A lot of the technical side of SEO is troubleshooting. The fact is, it isn’t always evident why your rankings are fluctuating. For example, is it possible that an SEO tactic used in the past is now being recognized as spam, meaning that its value has been discounted within Google’s ranking algorithm. That could lead to a huge drop in rankings, and an SEO consultant’s efforts that have been making slow, positive progress might be obscured or blamed for this.
It’s important to understand that there are many variables going on with your SEO. The consultant or in-house SEO is working with all the SEO, design, code, etc., decisions made in the long past, the recent past, the present, and the future. That’s why it is incredibly important to start out an SEO relationship with an audit of the site. This is going to uncover those problems that wouldn’t normally show up on your radar screen and expose the damage that they may be doing to your site.
Once you have a solid foundation, develop an action plan to move forward in bolstering your site’s reputation and reach. Sometimes, when fixing a site from some major foul play, you’ll see worse results before you see eventual and steady improvement.
There are a myriad of factors that impact SEO success — and many are dependent upon cooperation from other teams or departments.
With larger clients, we’re often looking at tens of thousands (or hundreds of thousands, or millions) of website pages and large, sometimes geographically distributed, teams to work with. There’s also the bureaucracy of getting changes approved and enacted. A lot of the time can be spent waiting in the wings on obtaining approval, deciding on preferred courses of action, or simply getting SEO work into the site development queue.

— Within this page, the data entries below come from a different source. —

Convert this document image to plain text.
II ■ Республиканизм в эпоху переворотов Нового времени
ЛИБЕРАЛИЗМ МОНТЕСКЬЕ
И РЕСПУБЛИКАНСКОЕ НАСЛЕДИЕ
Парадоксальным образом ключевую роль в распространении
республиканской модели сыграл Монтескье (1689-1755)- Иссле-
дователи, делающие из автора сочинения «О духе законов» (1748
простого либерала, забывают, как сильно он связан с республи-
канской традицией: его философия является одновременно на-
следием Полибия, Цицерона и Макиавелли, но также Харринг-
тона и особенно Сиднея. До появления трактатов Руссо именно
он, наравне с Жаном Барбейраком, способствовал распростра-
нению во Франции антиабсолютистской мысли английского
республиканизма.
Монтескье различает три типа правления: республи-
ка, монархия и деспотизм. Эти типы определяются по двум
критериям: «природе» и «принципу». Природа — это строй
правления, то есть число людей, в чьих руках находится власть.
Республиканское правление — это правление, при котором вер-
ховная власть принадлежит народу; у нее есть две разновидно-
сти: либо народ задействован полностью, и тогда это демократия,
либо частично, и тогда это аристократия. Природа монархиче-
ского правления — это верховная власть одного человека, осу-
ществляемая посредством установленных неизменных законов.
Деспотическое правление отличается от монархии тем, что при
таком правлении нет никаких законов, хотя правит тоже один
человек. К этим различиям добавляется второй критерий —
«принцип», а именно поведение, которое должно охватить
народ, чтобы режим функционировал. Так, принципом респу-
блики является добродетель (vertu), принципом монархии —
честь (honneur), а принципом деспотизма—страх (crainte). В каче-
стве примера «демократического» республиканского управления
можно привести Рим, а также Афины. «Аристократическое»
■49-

That’s why the cooperation of other teams — especially the IT department and the social media team — is crucial to SEO success. The SEO is managing not just a bunch of keywords, but an entire movement for the direction of your site. Don’t underestimate the amount of work this takes, especially when factoring in the time needed to get buy-in from these other departments or executives.
An effective SEO tactic used to be putting up 50 new blog content pieces and promoting the heck out of them in hopes that a small number would be seen by a lot of people, and perhaps earn social shares and link authority for the site.
The thing is, virality is incredibly hard to predict, even by the experts. It is often about placing content in the right place at the right time; however, that right moment can happen at any moment.
You can make an effort to predict what content your audience will want by using seasonality (basketball-related content during March Madness, etc.), leveraging a current event (this gets tricky, since if it is done too late, it is passé), or simply trying to put out awesome content and ideas that people want to share, and hoping it strikes a chord.